Front social: Le SET impose au gouvernement une relecture du nouveau code du travail

 

 

                                                                              Akoda Ayewouadan, ministre porte-parole du gouvernement


Après 15 ans d’attente, le Togo a enfin un nouveau code du travail. Le texte qualifié de novateur a été voté le 29 décembre dernier. Mais ironie du sort moins de deux mois après son adoption, il est de nouveau en relecture en Conseil des ministres pour modification. Les menaces de grève proférées par le Syndicat des enseignants du Togo (SET) en est pour quelque chose. L’argument avancé par le gouvernement qui, selon lequel cette modification vise à promouvoir davantage le dialogue social et l’esprit de compromis au sein des entreprises ou secteur d’activité, de même qu’à  favoriser le développement d’un syndicalisme plus responsable ne dupe personne.

 Au début de l’année, dans ce secteur de l’enseignement très foisonnant de syndicats on note l’apparition d’un nouveau : le Syndicat des enseignants du Togo (SET). Celui-ci né quelques semaines plus tôt menace de paralyser le secteur de l’éducation. C’est la première menace de grève à laquelle doit  faire face le tout nouveau ministre de l’enseignement surtout en cette période de pandémie. Pris de panique, le gouvernement cafouille et  menace. Les responsables syndicaux sont accusés de « faux et usage de faux en écriture » et de n’avoir pas organisé dans les formes requises l’AG constitutive de leur syndicat. Dans la foulée, des arrestations sont opérées dans leurs rangs. Même un traquenard a été tendu au siège de la Synergie des travailleurs du Togo (STT) aux responsables du nouveau syndicat. 

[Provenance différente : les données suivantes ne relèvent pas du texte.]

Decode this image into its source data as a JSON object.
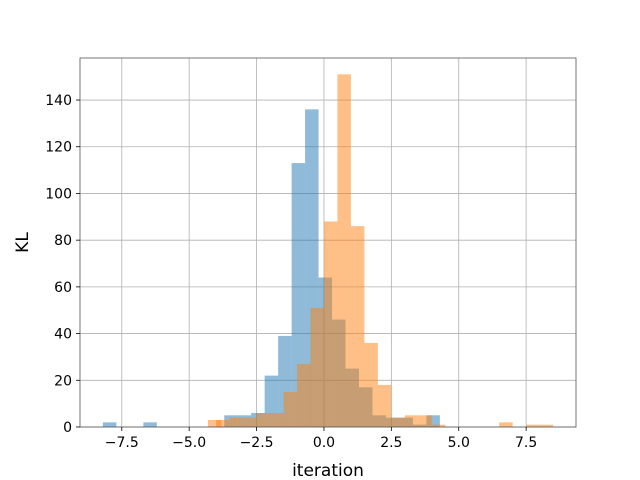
{
  "chart_data": {
    "type": "bar",
    "subtype": "overlapping-histogram",
    "title": "",
    "xlabel": "iteration",
    "ylabel": "KL",
    "xlim": [
      -9.05,
      9.35
    ],
    "ylim": [
      0,
      158
    ],
    "grid": true,
    "legend": "none",
    "x_ticks": [
      -7.5,
      -5.0,
      -2.5,
      0.0,
      2.5,
      5.0,
      7.5
    ],
    "x_tick_labels": [
      "−7.5",
      "−5.0",
      "−2.5",
      "0.0",
      "2.5",
      "5.0",
      "7.5"
    ],
    "y_ticks": [
      0,
      20,
      40,
      60,
      80,
      100,
      120,
      140
    ],
    "y_tick_labels": [
      "0",
      "20",
      "40",
      "60",
      "80",
      "100",
      "120",
      "140"
    ],
    "series": [
      {
        "color": "#1f77b4",
        "alpha": 0.5,
        "bin_width": 0.5,
        "bin_starts": [
          -8.2,
          -6.7,
          -3.7,
          -3.2,
          -2.7,
          -2.2,
          -1.7,
          -1.2,
          -0.7,
          -0.2,
          0.3,
          0.8,
          1.3,
          1.8,
          2.3,
          2.8,
          3.3,
          3.8
        ],
        "counts": [
          2,
          2,
          5,
          5,
          6,
          22,
          39,
          113,
          136,
          64,
          46,
          25,
          17,
          5,
          4,
          4,
          1,
          5
        ]
      },
      {
        "color": "#ff7f0e",
        "alpha": 0.5,
        "bin_width": 0.5,
        "bin_starts": [
          -4.3,
          -4.0,
          -3.5,
          -3.0,
          -2.5,
          -2.0,
          -1.5,
          -1.0,
          -0.5,
          0.0,
          0.5,
          1.0,
          1.5,
          2.0,
          2.5,
          3.0,
          3.5,
          4.0,
          6.5,
          7.5,
          8.0
        ],
        "counts": [
          3,
          3,
          4,
          4,
          6,
          6,
          15,
          27,
          51,
          88,
          151,
          86,
          36,
          18,
          4,
          5,
          5,
          1,
          2,
          1,
          1
        ]
      }
    ]
  }
}
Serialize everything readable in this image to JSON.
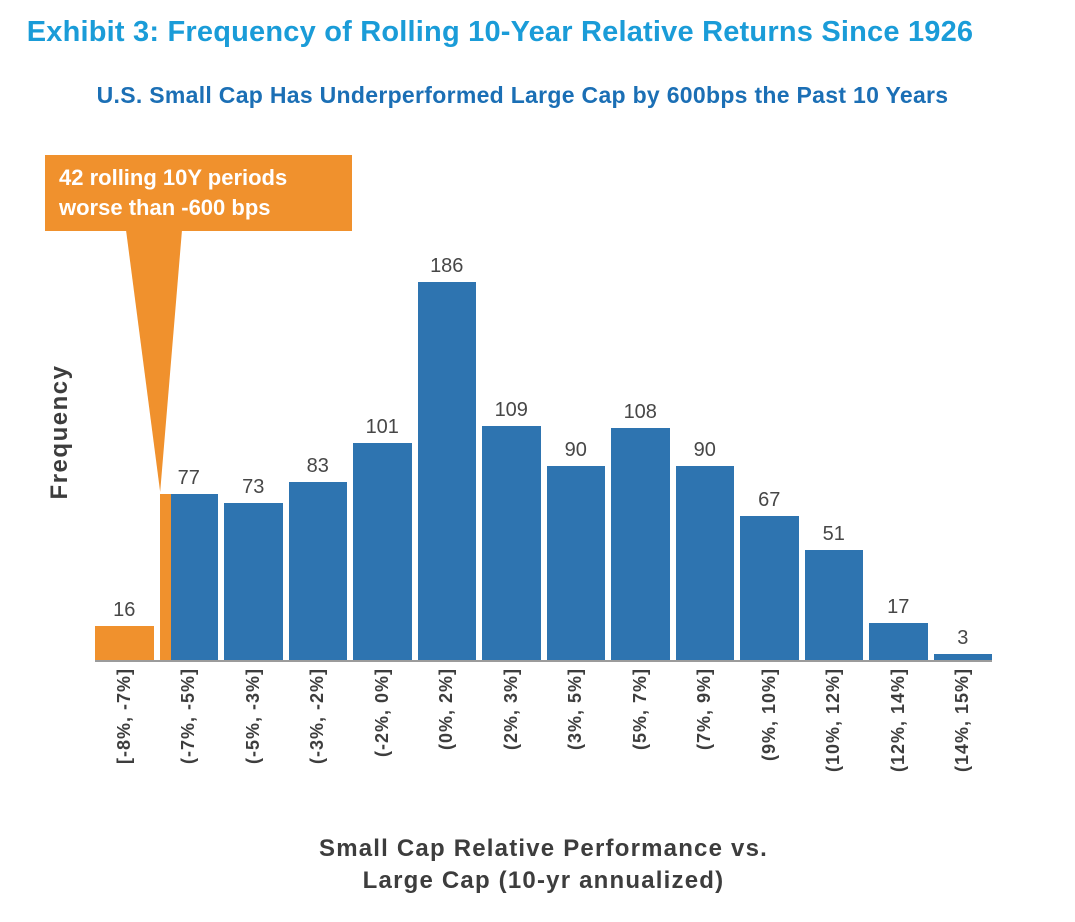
{
  "header": {
    "title": "Exhibit 3: Frequency of Rolling 10-Year Relative Returns Since 1926",
    "subtitle": "U.S. Small Cap Has Underperformed Large Cap by 600bps the Past 10 Years"
  },
  "callout": {
    "line1": "42 rolling 10Y periods",
    "line2": "worse than -600 bps"
  },
  "colors": {
    "title": "#1A9CD8",
    "subtitle": "#1B6FB5",
    "bar": "#2E74B0",
    "highlight": "#F0912D",
    "value_label": "#474747",
    "axis_line": "#9B9B9B",
    "axis_text": "#3D3D3D"
  },
  "chart_data": {
    "type": "bar",
    "title": "Exhibit 3: Frequency of Rolling 10-Year Relative Returns Since 1926",
    "subtitle": "U.S. Small Cap Has Underperformed Large Cap by 600bps the Past 10 Years",
    "categories": [
      "[-8%, -7%]",
      "(-7%, -5%]",
      "(-5%, -3%]",
      "(-3%, -2%]",
      "(-2%, 0%]",
      "(0%, 2%]",
      "(2%, 3%]",
      "(3%, 5%]",
      "(5%, 7%]",
      "(7%, 9%]",
      "(9%, 10%]",
      "(10%, 12%]",
      "(12%, 14%]",
      "(14%, 15%]"
    ],
    "values": [
      16,
      77,
      73,
      83,
      101,
      186,
      109,
      90,
      108,
      90,
      67,
      51,
      17,
      3
    ],
    "highlight_full_bars": [
      0
    ],
    "partial_highlight_bar": 1,
    "annotation": "42 rolling 10Y periods worse than -600 bps",
    "xlabel_line1": "Small Cap Relative Performance vs.",
    "xlabel_line2": "Large Cap (10-yr annualized)",
    "ylabel": "Frequency",
    "ylim": [
      0,
      200
    ],
    "grid": false,
    "legend": false
  }
}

Face à ces remous qui risquent d’ouvrir la boîte de Pandore des revendications sociales au moment où la contestation politique couve, le code nouvellement adopté fut indexé comme trop laxiste favorisant l’action syndicale. Et donc, il faut fermer les vannes. C’est ce qui justifie le retour en conseil des ministres du code du travail 8 semaines après son adoption. « La question syndicale a justifié cette relecture en vue d’apporter des modifications additionnelles », reconnait Akoda Ayewouadan, le ministre porte-parole du gouvernement. Pour le ministre, l’application de ce code s’est heurtée à des incompréhensions qu’il imposait d’apporter quelques éléments afin de clarifier des points.  

« Dans le texte, il existe beaucoup de zones d’ombres, de non-dit.  Il faut tout simplement clarifier afin que l’exercice de la liberté syndicale puisse se faire dans les règles de l’art », soutient le ministre.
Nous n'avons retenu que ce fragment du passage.